The world's first patch that gives words to thought passes the test |
SAN FRANCISCO: A brain-transplant has been successfully tested, and a speech-impaired person has since performed 50 thought-provoking words.
This brain transplant works under a neural network and helps with brain movements (patterns) and movement of the throat wires.
After ten years of working day and night, the University of California, San Francisco (UCSF) has, for the first time in the world, gifted a voice to a deaf person with a brain-powered electronic chip.
The experiment tested a person with a stroke in their 30s. After installing it, the patient can put his thoughts into words and can now complete 50 words. For this, the patient only had to utter the words with thinking and those words were uttered through the speaker in an artificial (machine) voice.
Highly optimistic technology will be of great benefit to those who stop speaking due to illness or accident.
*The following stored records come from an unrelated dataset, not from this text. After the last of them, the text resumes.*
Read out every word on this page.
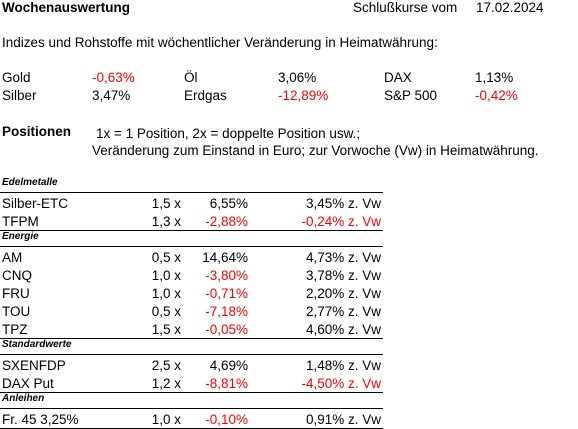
Wochenauswertung	Schlußkurse vom 17.02.2024
Indizes und Rohstoffe mit wöchentlicher Veränderung in Heimatwährung:
Gold	-0,63%	Öl	3,06%	DAX	1,13%
Silber	3,47%	Erdgas	-12,89%	S&P 500	-0,42%
Positionen 1x = 1 Position, 2x = doppelte Position usw.;
Veränderung zum Einstand in Euro; zur Vorwoche (Vw) in Heimatwährung.
Edelmetalle
Silber-ETC	1,5 x 6,55%	3,45% z. Vw
TFPM	1,3 x -2,88%	-0,24% z. Vw
Energie
AM	0,5 x 14,64%	4,73% z. Vw
CNQ	1,0 x -3,80%	3,78% z. Vw
FRU	1,0 x -0,71%	2,20% z. Vw
TOU	0,5 x -7,18%	2,77% z. Vw
TPZ	1,5 x -0,05%	4,60% z. Vw
Standardwerte
SXENFDP	2,5 x 4,69%	1,48% z. Vw
DAX Put	1,2 x -8,81%	-4,50% z. Vw
Anleihen
Fr. 45 3,25%	1,0 x -0,10%	0,91% z. Vw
Previously, devices with disabilities required a person with a disability to move a computer cursor over specific words, but this new system reads the part of the brain where words and sounds are generated. Because such people forget their words but thoughts and words keep arising in their minds.
Following the first success, it is now being tested on 28 more patients. Under normal circumstances we speak 150 to 200 words per minute but thanks to this new system he can now speak 30 words per minute, while the total vocabulary is 50 words which can be increased.
Details of this important study have been published in the New England Journal of Medicine. If the patch is examined, it is surgically implanted in the brain. Custom neural network models are then tested at the software level. In the next step, the human signal was inserted into this model. This system compares the words that are born in the brain and its signals and utters the key words in it and this process continues without any delay.
The doctors asked the patient, "Would you like some water?" So thinking about it, he replied, "No, I'm not thirsty."
Scientists were delighted to hear such answers. It currently processes 18 words per minute but has an accuracy rate of only 75% which can be improved.